So, I want to slice my 3d array to skip the first 2 arrays and then return the next two arrays. And I want the slice to keep following this pattern, alternating skipping 2 and giving 2 arrays etc.. I have found a solution, but I was wondering if there is a more elegant way to go about this? Preferably without having to reshape?
arr = np.arange(1, 251).reshape((10, 5, 5))
sliced_array = np.concatenate((arr[2::4], arr[3::4]), axis=1).ravel().reshape((4, 5, 5))
CodePudding user response:
You can use boolean indexing using a mask that repeats [False, False, True, True, ...]
:
import numpy as np
arr = np.arange(1, 251).reshape((10, 5, 5))

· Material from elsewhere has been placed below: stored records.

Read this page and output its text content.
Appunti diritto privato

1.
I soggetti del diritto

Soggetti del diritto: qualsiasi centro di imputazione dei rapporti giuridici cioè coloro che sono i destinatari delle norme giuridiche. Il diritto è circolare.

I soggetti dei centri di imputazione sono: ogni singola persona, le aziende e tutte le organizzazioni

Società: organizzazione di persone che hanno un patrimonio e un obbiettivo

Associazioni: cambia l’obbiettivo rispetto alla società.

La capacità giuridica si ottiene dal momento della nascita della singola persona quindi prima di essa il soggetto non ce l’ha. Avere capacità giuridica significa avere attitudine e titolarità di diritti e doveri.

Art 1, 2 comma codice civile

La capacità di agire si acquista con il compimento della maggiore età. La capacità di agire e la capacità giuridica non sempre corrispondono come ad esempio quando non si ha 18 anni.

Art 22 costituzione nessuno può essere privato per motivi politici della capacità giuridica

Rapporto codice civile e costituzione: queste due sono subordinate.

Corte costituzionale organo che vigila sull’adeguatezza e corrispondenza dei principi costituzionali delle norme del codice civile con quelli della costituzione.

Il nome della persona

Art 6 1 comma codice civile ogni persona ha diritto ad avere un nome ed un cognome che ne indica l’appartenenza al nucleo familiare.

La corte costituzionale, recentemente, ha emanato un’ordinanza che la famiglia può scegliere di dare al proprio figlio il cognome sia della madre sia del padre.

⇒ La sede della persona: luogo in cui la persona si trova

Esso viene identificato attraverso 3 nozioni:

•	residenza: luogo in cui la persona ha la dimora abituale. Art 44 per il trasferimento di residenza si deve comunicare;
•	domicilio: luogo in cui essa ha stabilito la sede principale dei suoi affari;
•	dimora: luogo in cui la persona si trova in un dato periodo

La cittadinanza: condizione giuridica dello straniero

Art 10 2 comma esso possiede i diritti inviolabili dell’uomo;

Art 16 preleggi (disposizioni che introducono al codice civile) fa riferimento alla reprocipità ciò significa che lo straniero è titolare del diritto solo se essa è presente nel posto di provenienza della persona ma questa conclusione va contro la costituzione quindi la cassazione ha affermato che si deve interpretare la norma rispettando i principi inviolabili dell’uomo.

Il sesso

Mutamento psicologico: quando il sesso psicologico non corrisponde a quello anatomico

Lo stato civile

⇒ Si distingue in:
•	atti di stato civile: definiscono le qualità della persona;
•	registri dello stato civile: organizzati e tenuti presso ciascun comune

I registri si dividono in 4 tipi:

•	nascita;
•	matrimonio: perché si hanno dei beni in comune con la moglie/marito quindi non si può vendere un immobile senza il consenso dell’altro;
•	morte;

mask = np.arange(arr.shape[0]) % 4 >= 2
out = arr[mask]
out:
array([[[ 51, 52, 53, 54, 55],
[ 56, 57, 58, 59, 60],
[ 61, 62, 63, 64, 65],
[ 66, 67, 68, 69, 70],
[ 71, 72, 73, 74, 75]],
[[ 76, 77, 78, 79, 80],
[ 81, 82, 83, 84, 85],
[ 86, 87, 88, 89, 90],
[ 91, 92, 93, 94, 95],
[ 96, 97, 98, 99, 100]],
[[151, 152, 153, 154, 155],
[156, 157, 158, 159, 160],
[161, 162, 163, 164, 165],
[166, 167, 168, 169, 170],
[171, 172, 173, 174, 175]],
[[176, 177, 178, 179, 180],
[181, 182, 183, 184, 185],
[186, 187, 188, 189, 190],
[191, 192, 193, 194, 195],
[196, 197, 198, 199, 200]]])
CodePudding user response:
Since you want to select, and skip, the same numbers, reshaping works.
For a 1d array:
In [97]: np.arange(10).reshape(5,2)[1::2]
Out[97]:
array([[2, 3],
[6, 7]])
which can then be ravelled.
Generalizing to more dimensions:
In [98]: x = np.arange(100).reshape(10,10)
In [99]: x.reshape(5,2,10)[1::2,...].reshape(-1,10)
Out[99]:
array([[20, 21, 22, 23, 24, 25, 26, 27, 28, 29],
[30, 31, 32, 33, 34, 35, 36, 37, 38, 39],
[60, 61, 62, 63, 64, 65, 66, 67, 68, 69],
[70, 71, 72, 73, 74, 75, 76, 77, 78, 79]])
I won't go on to 3d because the display will be longer, but it should be straight forward.